Comparative Strength & Weakness: Current Market
The chart for this post is a weekly chart of the S&Ps, Dow, and Nasdaq futures markets. In applying the Wyckoff Method, we pay attention to the comparative strength and weakness of related markets.
Here, you can see that the Dow managed only a slight new high last week. After six straight days of trading, the S&Ps made no net progress (see daily chart, not shown). It’s the same for the Nasdaq. This can mean that demand has tired, or, alternatively as there is a supply area to the left in both of these markets, it could mean that the markets are attempting to absorb that supply in anticipation of higher prices in the near future. At this stage, it is difficult to tell which is more likely to be occurring.
One clue may be found in the comparative strength or weakness among the three markets. Compared to the Dow, both the ES and especially the NQ closed the week some distance away from recent highs. You can also see that the Naz had been stronger going into the end of October, but has since become weaker.
A Recent Example
We had a similar situation as this develop last July (highlighted by the blue horizontal lines). In that case, it was the Dow that was lagging and the Naz that was attempting to pull the markets higher. The disconnect led to a rather dramatic sell-off.
Circumstances today are unquestionably different than they were in July. For one thing, there seems to be more anxiety about Europe lately. For another, even though the Nasdaq was reaching for higher prices last July, it was also displaying clear shortening of the thrust after a lengthy up move. Also, the seasonal bias in July was the opposite of what it is approaching the holidays. Nevertheless, it is worth being aware of the present chart situation.
How to Apply this Information
Keep an eye on the Naz. If we continue to rally and approach the 1283.50 high (basis ESH12) this week and the Naz continues to substantially lag, it can mean difficulty for the S&Ps at that level. On the other hand, if the Naz “catches up” and becomes more in sync with the Dow, then a push to and possibly through 1283.50 is more likely.

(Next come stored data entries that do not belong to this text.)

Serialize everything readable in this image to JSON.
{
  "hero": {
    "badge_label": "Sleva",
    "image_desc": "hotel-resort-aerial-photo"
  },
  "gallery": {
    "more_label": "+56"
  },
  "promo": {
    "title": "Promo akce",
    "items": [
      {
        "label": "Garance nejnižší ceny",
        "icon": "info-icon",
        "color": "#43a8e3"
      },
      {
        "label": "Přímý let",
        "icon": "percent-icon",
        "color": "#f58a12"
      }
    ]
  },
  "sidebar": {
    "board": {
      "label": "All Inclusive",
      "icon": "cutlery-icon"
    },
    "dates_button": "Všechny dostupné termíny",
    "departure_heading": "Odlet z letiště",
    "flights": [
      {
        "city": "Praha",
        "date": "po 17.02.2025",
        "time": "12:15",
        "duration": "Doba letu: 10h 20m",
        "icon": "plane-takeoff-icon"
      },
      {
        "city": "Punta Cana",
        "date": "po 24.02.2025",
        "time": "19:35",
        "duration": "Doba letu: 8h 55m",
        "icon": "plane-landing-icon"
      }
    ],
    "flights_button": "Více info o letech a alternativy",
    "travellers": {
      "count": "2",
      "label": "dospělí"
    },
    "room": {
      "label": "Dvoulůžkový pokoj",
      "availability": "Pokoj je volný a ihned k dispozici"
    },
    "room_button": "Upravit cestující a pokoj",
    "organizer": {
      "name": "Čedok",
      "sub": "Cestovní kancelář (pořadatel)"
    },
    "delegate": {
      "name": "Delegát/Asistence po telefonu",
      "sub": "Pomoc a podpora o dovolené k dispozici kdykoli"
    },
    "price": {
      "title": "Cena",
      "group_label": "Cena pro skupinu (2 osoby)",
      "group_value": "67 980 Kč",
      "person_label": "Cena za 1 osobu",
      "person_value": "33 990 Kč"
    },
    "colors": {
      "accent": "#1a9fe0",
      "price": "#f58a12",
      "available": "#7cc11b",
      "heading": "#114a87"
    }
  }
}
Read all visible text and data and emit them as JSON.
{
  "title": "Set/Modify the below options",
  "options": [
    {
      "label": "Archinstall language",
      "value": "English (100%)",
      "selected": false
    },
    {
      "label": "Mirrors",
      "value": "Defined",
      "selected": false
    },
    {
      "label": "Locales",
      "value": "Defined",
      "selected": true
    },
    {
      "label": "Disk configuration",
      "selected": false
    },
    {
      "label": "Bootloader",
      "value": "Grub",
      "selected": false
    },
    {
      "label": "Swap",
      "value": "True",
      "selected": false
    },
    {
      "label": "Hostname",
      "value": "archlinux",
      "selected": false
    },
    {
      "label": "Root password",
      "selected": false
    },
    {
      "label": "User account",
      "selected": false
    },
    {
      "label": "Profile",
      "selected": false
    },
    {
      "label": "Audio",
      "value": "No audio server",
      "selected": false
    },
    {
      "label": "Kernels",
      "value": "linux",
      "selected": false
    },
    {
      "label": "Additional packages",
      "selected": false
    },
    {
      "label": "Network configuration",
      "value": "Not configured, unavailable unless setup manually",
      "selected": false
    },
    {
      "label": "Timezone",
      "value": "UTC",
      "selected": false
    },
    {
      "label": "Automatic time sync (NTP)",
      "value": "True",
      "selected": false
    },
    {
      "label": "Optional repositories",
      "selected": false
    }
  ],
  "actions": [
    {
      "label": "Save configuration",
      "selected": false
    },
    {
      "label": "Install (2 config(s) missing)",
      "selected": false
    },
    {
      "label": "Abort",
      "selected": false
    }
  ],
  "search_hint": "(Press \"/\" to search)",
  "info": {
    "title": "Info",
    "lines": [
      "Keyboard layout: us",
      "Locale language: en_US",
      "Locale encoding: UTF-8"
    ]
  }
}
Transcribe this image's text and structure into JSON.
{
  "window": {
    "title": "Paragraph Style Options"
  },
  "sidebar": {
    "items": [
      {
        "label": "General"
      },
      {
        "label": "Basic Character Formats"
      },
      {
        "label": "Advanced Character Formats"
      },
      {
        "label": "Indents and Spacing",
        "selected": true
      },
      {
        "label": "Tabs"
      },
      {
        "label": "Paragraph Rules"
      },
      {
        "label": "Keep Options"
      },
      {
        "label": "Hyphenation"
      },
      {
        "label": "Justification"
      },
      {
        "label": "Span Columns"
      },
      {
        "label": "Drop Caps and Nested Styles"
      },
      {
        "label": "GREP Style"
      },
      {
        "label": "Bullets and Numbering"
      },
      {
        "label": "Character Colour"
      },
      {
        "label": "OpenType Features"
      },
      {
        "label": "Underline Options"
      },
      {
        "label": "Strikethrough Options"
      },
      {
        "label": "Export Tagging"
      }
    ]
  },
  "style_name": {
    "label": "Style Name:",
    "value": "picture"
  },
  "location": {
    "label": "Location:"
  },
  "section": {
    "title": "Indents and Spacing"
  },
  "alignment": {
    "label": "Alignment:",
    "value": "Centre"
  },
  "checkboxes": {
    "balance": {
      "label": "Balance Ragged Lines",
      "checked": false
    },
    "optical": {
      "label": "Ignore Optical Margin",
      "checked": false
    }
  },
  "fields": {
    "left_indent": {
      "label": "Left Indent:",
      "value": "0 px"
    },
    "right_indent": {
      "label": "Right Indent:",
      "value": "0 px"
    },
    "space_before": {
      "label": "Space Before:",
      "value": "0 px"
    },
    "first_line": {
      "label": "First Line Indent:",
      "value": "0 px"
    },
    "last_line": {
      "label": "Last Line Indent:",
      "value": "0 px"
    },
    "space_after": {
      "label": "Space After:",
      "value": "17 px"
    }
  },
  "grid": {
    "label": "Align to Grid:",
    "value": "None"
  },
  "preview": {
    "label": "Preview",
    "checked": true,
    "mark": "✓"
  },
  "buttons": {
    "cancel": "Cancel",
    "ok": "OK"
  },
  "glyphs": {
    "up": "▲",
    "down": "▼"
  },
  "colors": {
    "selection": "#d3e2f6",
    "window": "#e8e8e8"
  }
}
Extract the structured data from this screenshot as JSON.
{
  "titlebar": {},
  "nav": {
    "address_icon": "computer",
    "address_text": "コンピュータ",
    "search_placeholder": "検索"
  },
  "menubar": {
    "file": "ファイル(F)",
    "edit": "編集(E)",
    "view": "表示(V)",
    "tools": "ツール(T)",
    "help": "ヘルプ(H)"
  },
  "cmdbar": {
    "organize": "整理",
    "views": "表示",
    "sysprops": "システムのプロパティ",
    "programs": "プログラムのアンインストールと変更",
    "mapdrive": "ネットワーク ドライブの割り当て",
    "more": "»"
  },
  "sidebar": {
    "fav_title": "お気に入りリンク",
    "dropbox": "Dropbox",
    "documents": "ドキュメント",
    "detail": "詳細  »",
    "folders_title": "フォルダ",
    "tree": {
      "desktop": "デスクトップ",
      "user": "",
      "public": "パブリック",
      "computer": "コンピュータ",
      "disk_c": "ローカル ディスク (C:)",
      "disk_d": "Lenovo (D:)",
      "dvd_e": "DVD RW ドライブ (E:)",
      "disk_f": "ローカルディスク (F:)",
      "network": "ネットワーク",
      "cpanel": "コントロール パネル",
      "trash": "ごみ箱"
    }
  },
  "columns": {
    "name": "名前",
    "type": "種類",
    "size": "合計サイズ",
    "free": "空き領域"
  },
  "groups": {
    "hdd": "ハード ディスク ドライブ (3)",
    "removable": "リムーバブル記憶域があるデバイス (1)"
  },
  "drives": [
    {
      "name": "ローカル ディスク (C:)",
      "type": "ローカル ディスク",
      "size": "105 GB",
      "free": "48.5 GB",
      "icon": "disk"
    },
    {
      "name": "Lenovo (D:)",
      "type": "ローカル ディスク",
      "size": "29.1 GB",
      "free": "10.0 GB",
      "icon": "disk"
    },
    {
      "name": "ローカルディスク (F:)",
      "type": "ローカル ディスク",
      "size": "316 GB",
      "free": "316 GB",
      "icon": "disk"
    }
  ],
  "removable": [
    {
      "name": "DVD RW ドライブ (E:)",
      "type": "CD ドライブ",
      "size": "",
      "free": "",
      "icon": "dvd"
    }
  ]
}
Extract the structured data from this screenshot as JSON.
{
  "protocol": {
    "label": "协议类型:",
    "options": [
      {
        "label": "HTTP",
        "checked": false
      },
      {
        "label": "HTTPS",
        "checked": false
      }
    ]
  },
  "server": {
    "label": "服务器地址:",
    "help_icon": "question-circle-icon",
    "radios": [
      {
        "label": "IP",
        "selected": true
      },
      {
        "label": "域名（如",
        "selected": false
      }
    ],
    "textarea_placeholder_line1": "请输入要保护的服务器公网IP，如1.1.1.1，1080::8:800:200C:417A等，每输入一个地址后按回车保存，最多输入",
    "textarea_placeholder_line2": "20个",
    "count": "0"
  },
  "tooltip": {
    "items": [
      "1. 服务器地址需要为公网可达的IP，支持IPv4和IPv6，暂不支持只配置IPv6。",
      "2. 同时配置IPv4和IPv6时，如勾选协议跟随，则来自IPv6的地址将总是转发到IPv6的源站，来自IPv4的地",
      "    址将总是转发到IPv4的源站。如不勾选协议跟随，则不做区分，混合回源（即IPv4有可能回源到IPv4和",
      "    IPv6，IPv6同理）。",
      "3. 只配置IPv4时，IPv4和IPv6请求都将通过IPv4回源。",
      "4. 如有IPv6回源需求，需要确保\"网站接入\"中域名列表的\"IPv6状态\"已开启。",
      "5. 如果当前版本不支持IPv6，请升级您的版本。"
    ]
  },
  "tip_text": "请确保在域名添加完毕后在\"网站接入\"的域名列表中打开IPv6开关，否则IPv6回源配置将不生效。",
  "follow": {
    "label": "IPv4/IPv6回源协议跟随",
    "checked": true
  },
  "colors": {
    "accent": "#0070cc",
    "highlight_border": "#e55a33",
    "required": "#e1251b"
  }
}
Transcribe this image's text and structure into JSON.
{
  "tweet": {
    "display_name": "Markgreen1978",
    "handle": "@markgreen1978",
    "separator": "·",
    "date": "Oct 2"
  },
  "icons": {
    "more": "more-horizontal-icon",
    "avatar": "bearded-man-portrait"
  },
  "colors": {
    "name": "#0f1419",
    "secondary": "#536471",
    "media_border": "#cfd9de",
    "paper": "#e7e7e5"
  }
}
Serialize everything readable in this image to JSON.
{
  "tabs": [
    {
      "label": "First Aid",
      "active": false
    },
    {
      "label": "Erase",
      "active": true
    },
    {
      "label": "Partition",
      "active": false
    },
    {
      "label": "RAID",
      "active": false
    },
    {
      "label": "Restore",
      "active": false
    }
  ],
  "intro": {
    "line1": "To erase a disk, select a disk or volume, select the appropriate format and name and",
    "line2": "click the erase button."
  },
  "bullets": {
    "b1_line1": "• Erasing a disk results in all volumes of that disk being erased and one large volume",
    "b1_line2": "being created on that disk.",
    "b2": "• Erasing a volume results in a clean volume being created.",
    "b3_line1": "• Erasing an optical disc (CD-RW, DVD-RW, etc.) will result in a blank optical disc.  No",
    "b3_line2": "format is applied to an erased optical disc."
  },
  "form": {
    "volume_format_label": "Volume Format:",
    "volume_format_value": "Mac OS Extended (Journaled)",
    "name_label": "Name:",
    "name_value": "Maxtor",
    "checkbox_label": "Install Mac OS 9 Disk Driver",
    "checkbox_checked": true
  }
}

If the current rally fails and we stall or upthrust the most recent 1266 high or fall below last week’s lows, it will be the Naz that leads us down.
Volatility & the FOMC
Keep in mind that we have the FOMC meeting announcement on Tuesday afternoon. Given the narrowness of last week’s range, we would be anticipating an increase in volatility this week and the Fed announcement may be the trigger.